Polizeiarzt: Drogen am Steuer auf dem Vormarsch

Der Vorarlberger Mediziner Wilhelm Gruber warnt vor Veränderungen und neuen Phänomenen.
Bregenz Die Drogensituation in Vorarlberg hat sich nicht nur durch einen deutlichen Anstieg von Todesfällen verändert (die VN berichteten), sondern in letzter Zeit auch durch neue Phänomene, die die Verkehrspolizei während ihrer Kontrollen bei Fahrzeuglenkern feststellt. Seit sechs Jahren wirft die Exekutive ihr Augenmerk bei den Schwerpunktaktionen neben Alkohol ebenso auf Beeinträchtigungen durch Suchtgift.

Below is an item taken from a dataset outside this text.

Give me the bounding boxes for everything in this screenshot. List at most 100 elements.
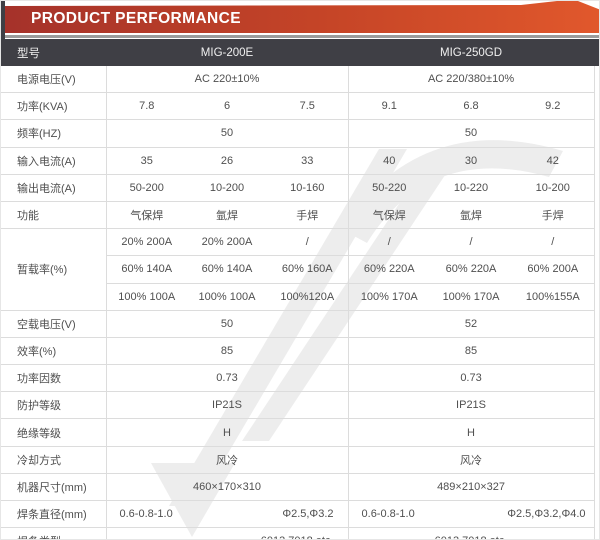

Stets dabei ist der Vorarlberger Polizeiarzt Wilhelm Gruber, der gegenüber den VN von einem bemerkenswerten Wandel hinsichtlich der betroffenen Probanden feststellt: „Es handelt sich nicht mehr um den typischen Drogenkonsumenten. Das Phänomen der Beeinträchtigung durch Rauschmittel taucht immer mehr quer durch alle Bevölkerungsschichten auf. Wir stellten etwa schon fest, dass ein Elektriker, der zur Arbeit fährt oder aber auch eine Mutter im Fahrzeug durch Suchtgift berauscht war.“

Am helllichten Nachmittag
In früheren Jahren schnappte die Falle für benebelte Fahrzeuglenker vor allem in den Nachtstunden an den Wochenenden zu. Das habe sich laut Gruber geändert. „Wenn wir unter der Woche am Nachmittag nur zwei oder drei Stunden kontrollieren, testen wir durchschnittlich fünf Personen positiv auf Drogenkonsum. Während der Arbeitszeit und am helllichten Nachmittag.“ Fest steht, dass sich die Zahl der durch Rauschgift beeinträchtigten Personen am Steuer von Jahr zu Jahr steigere. Kleinere Einbrüche habe es allerdings durch Corona gegeben.
Mischintoxikation
Bei den konsumierten Rauschmitteln handelt es sich laut dem Polizeiarzt vor allem um Cannabis. „Aber auch Kokain ist bereits massiv bereitet“, sagt Gruber aus Erfahrung. Dann gibt es da allerdings noch ein neues Phänomen – jenes der Mischintoxikation, also dem gleichzeitigen Konsum von mehreren Substanzen wie Narkosemitteln, Pharmaka, Alkohol und Cannabis, welcher der Polizeiarzt in Summe ein massives Gefährdungspotential attestiert.
Vorgangsweise und Strafen
Kommt es zu Schwerpunktkontrollen, machen Gruber und ein weiterer Mediziner Station vor Ort. An Untersuchungsmaterial ist alles dabei. Unter anderem auch Spritzen für Blutabnahmen. Nach dem ein verdächtiger Proband aus dem Auto gebeten worden ist, folgen die üblichen klinischen Tests. Pupillendiagnostik, auf einem Bein stehen, eine gerade Linie laufen, mit geschlossenen Augen den Finger auf die Nase und so weiter. Dann, bei dringendem Verdacht, zwingende Harn- oder Blutabnahme.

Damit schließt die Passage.